Residents of some 1,500 homes have now been ordered to evacuate the area threatened by fire, La Plata County officials said in a statement. So far no homes have been burned and no injuries reported, said Megan Graham, spokeswoman for La Plata County, Colorado.

Two dozen wildfires in eight states were being tracked by federal agencies on Friday.

Wildfires have increased in number and size in recent years, a trend expected to continue, said Michele Steinberg, wildfire division director for the National Fire Prevention Association.

“We’re going to see more large fires and more damaging fires,” Steinberg said in a phone interview on Friday. She said there is a “new normal” when it comes to U.S. wildfires for a number of reasons, including drier and hotter weather.

In 2017, a near-record 10 million acres (4 million hectares) were burned in wildfires, the National Interagency Coordination Center said. The same agency issued a June forecast for “above-normal significant large fire potential” this month in Southern California and the Four Corners region of Colorado, New Mexico, Arizona and Utah, because of a deepening drought and ample fuels for wildfires.

Tundra Fires

By Friday morning, the Colorado fire had scorched 7,180 acres (2,906 hectares), up from 5,103 acres (2,065 hectares) a day earlier, officials said.

Conditions were ripe for the fire’s further spread, the multi-agency team fighting the blaze said.

In northern New Mexico, a fire that started May 31 had burned 36,800 acres (14,900 hectares) by Friday morning, was 66 percent contained, and not expected to spread.

In Alaska, fires were burning as far north as the treeless Arctic, where lightning has ignited a cluster of tundra fires.

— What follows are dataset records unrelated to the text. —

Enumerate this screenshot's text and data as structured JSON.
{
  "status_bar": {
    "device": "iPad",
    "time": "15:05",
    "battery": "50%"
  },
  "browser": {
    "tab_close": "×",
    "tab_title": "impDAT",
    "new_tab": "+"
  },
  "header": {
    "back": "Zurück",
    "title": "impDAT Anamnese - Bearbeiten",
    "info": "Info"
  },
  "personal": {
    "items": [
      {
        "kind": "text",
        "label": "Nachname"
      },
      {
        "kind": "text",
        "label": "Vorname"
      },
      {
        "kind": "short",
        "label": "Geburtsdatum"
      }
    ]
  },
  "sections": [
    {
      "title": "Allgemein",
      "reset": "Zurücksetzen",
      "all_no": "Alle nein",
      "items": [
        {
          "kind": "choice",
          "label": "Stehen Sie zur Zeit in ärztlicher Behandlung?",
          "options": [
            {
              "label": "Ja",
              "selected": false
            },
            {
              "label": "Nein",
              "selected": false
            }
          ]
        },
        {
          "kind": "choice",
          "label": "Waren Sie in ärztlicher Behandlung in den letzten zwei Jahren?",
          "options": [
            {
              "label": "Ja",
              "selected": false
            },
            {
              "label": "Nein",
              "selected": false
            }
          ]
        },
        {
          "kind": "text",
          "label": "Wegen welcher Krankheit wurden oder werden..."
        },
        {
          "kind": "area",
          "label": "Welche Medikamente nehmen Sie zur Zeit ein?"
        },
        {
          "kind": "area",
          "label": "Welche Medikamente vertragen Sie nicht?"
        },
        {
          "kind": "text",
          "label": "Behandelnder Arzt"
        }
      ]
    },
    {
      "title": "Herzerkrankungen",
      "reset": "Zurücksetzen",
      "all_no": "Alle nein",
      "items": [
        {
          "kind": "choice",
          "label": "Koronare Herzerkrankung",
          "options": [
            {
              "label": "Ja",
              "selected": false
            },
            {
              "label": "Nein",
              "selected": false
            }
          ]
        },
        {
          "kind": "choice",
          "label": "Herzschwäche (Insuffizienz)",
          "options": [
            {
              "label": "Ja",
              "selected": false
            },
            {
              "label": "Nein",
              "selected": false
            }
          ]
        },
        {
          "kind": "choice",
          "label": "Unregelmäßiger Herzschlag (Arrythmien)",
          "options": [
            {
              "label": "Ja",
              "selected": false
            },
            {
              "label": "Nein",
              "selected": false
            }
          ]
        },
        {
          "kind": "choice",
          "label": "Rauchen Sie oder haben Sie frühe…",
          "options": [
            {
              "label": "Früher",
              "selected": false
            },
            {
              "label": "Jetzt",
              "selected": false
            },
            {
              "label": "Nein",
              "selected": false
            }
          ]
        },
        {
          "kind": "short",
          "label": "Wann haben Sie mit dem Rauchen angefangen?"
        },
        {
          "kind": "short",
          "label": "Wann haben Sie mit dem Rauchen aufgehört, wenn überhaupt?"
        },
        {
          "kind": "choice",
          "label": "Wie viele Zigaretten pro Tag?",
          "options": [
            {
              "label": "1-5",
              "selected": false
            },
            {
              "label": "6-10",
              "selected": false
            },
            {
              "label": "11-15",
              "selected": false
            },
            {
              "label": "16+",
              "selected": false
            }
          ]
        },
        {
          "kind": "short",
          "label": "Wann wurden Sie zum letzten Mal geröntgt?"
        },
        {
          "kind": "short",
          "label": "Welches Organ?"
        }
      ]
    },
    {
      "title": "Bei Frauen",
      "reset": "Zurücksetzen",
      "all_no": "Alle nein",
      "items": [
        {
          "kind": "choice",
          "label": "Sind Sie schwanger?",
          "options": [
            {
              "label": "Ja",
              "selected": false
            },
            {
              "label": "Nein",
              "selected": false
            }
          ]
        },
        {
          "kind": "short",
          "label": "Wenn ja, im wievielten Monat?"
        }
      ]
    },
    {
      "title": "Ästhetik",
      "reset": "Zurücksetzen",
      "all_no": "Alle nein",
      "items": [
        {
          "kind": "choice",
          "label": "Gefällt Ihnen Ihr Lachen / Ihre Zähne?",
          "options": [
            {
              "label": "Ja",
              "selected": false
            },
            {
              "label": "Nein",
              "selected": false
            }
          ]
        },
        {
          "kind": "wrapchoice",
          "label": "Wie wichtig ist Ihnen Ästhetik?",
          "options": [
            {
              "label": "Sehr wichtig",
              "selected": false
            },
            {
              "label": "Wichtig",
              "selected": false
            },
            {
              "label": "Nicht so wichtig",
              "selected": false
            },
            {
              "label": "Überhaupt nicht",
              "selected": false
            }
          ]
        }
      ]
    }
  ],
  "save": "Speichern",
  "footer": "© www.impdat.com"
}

The biggest of them was a tundra fire that covered 13,000 acres 16 miles (26 km) east of the Inupiat Eskimo village of Point Hope on the northwest coast of the state, according to the U.S. Bureau of Land Management.

BLM spokeswoman Beth Ipsen said on Friday that the large Alaska fire was no longer being actively fought, as it was not expected to burn far enough to affect the few cabins on native-owned land in the area.